Etonnante eau

H2O est une molécule étonnante !

Une de ses particularités, c’est que l’eau liquide est une sorte de solide : l’atome d’oxygène étant relié à 4 atomes d’hydrogène, fermement s’il s’agit des propres atomes de la molécule, et moins solidement, pour les atomes d’hydrogène appartenant aux molécules adjacentes. Du coup sa température de fusion (gaz) est très élevée par rapport à des molécules qui semblent similaires.
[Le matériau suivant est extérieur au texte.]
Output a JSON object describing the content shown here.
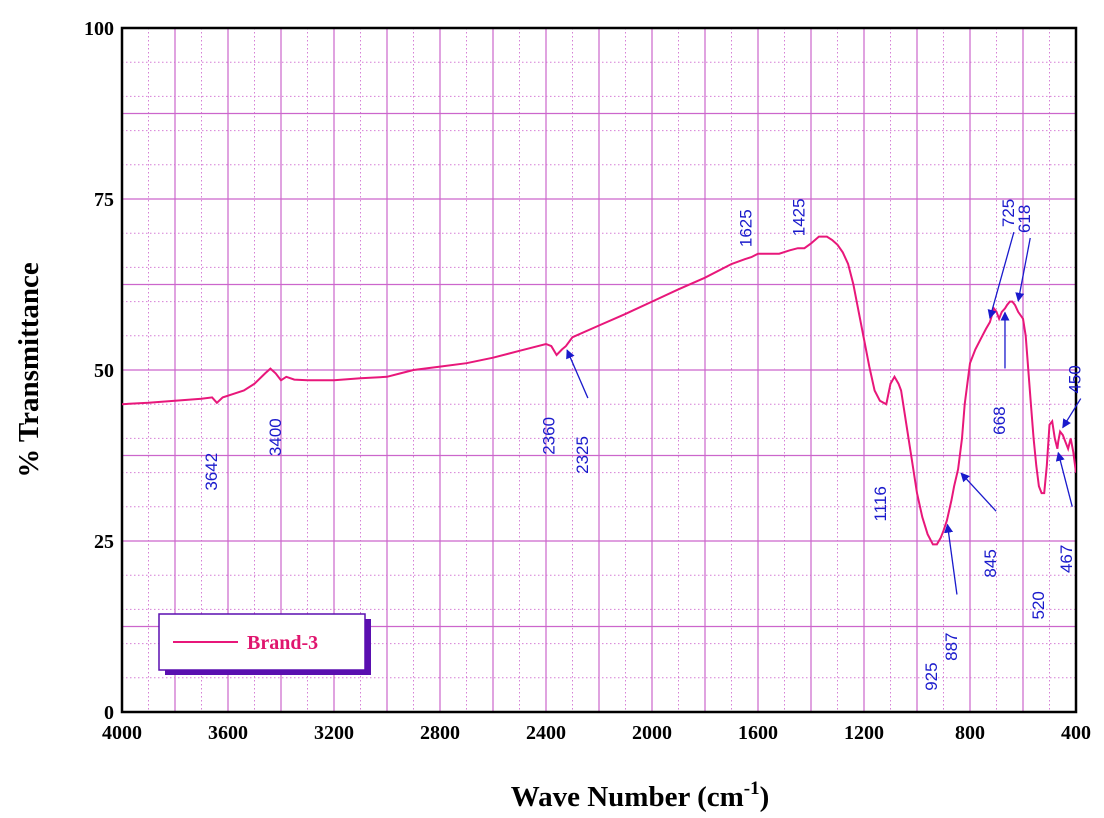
{
  "chart_data": {
    "type": "line",
    "xlabel": "Wave Number (cm",
    "xlabel_sup": "-1",
    "xlabel_end": ")",
    "ylabel": "% Transmittance",
    "xlim": [
      4000,
      400
    ],
    "ylim": [
      0,
      100
    ],
    "x_ticks": [
      4000,
      3600,
      3200,
      2800,
      2400,
      2000,
      1600,
      1200,
      800,
      400
    ],
    "y_ticks": [
      0,
      25,
      50,
      75,
      100
    ],
    "grid": true,
    "legend_position": "bottom-left",
    "series": [
      {
        "name": "Brand-3",
        "color": "#e8177a",
        "x": [
          4000,
          3900,
          3800,
          3700,
          3660,
          3642,
          3620,
          3580,
          3540,
          3500,
          3460,
          3440,
          3420,
          3400,
          3380,
          3350,
          3300,
          3200,
          3100,
          3000,
          2950,
          2900,
          2800,
          2700,
          2600,
          2500,
          2400,
          2380,
          2360,
          2340,
          2325,
          2300,
          2200,
          2100,
          2000,
          1900,
          1800,
          1700,
          1650,
          1625,
          1600,
          1560,
          1520,
          1480,
          1450,
          1425,
          1400,
          1370,
          1340,
          1320,
          1300,
          1280,
          1260,
          1240,
          1220,
          1200,
          1180,
          1160,
          1140,
          1116,
          1100,
          1085,
          1070,
          1060,
          1040,
          1020,
          1000,
          980,
          960,
          940,
          925,
          910,
          900,
          887,
          870,
          860,
          845,
          830,
          820,
          800,
          780,
          760,
          740,
          725,
          710,
          700,
          690,
          680,
          668,
          660,
          650,
          640,
          630,
          618,
          600,
          590,
          580,
          570,
          560,
          550,
          540,
          530,
          520,
          510,
          500,
          490,
          480,
          470,
          467,
          460,
          450,
          440,
          430,
          420,
          410,
          400
        ],
        "y": [
          45,
          45.2,
          45.5,
          45.8,
          46,
          45.2,
          46,
          46.5,
          47,
          48,
          49.5,
          50.2,
          49.5,
          48.5,
          49,
          48.6,
          48.5,
          48.5,
          48.8,
          49,
          49.5,
          50,
          50.5,
          51,
          51.8,
          52.8,
          53.8,
          53.5,
          52.2,
          53,
          53.5,
          54.8,
          56.5,
          58.2,
          60,
          61.8,
          63.5,
          65.5,
          66.2,
          66.5,
          67,
          67,
          67,
          67.5,
          67.8,
          67.8,
          68.5,
          69.5,
          69.5,
          69,
          68.3,
          67.2,
          65.5,
          62.5,
          58.5,
          54.5,
          50.5,
          47,
          45.5,
          45,
          48,
          49,
          48,
          47,
          42,
          37,
          32,
          28.5,
          26,
          24.5,
          24.5,
          25.5,
          26.5,
          28,
          31,
          33,
          35.5,
          40,
          45,
          51,
          53,
          54.5,
          56,
          57,
          59,
          58.5,
          57.5,
          58.5,
          59,
          59.5,
          60,
          60,
          59.5,
          58.5,
          57.5,
          55,
          50,
          45,
          40,
          36,
          33,
          32,
          32,
          36,
          42,
          42.5,
          40,
          38.5,
          39.5,
          41,
          40.5,
          39.5,
          38.5,
          40,
          38,
          35
        ]
      }
    ],
    "annotations": [
      {
        "x": 3642,
        "y": 45.2,
        "label": "3642"
      },
      {
        "x": 3400,
        "y": 48.5,
        "label": "3400"
      },
      {
        "x": 2360,
        "y": 52.2,
        "label": "2360"
      },
      {
        "x": 2325,
        "y": 53.5,
        "label": "2325"
      },
      {
        "x": 1625,
        "y": 66.5,
        "label": "1625"
      },
      {
        "x": 1425,
        "y": 67.8,
        "label": "1425"
      },
      {
        "x": 1116,
        "y": 45,
        "label": "1116"
      },
      {
        "x": 925,
        "y": 24.5,
        "label": "925"
      },
      {
        "x": 887,
        "y": 28,
        "label": "887"
      },
      {
        "x": 845,
        "y": 35.5,
        "label": "845"
      },
      {
        "x": 725,
        "y": 57,
        "label": "725"
      },
      {
        "x": 668,
        "y": 59,
        "label": "668"
      },
      {
        "x": 618,
        "y": 59.5,
        "label": "618"
      },
      {
        "x": 520,
        "y": 32,
        "label": "520"
      },
      {
        "x": 467,
        "y": 38.5,
        "label": "467"
      },
      {
        "x": 450,
        "y": 41,
        "label": "450"
      }
    ]
  }
}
En outre, cette propriété fait qu’il y a une forte tension de surface, qui permet à certains insectes des se promener, quasiment, à pied sec sur l’eau. Cela fait aussi que l’eau tend à se replier en petites sphères.

Et la glace est un des rares exemples de phase solide qui flotte sur une phase liquide.

Et il y a beaucoup d’autres propriétés, comme le transport de calories, que nous utilisons dans notre chauffage, qui sont surprenantes, pour l’esprit qui n’est pas blasé de tout.

J’écoutais dire cela à In our time, de la BBC, et je me disais, une fois de plus que l’enseignement de la complexité est merveilleux.

Enzymes

Les enzymes sont des catalyseurs extraordinaires. Ils permettent de réaliser en une seconde une réaction qui aurait demandé, sans eux, la durée de vie de l’univers !

Le monde n’est qu’effet accélérateur, qui transforme le « micro », en macro. Le battement d’aile du papillon en cyclone, ou le garnement en milliardaire.

Ces effets sont partout, sauf dans notre enseignement.

(Inspiré par In our time de la BBC.)

Douce énergie

L’énergie est le propre de l’homme. C’est ce qui frappe lorsque l’on compare la changement naturel, et le changement humain. La nature fait un usage extraordinairement économe de l’énergie. 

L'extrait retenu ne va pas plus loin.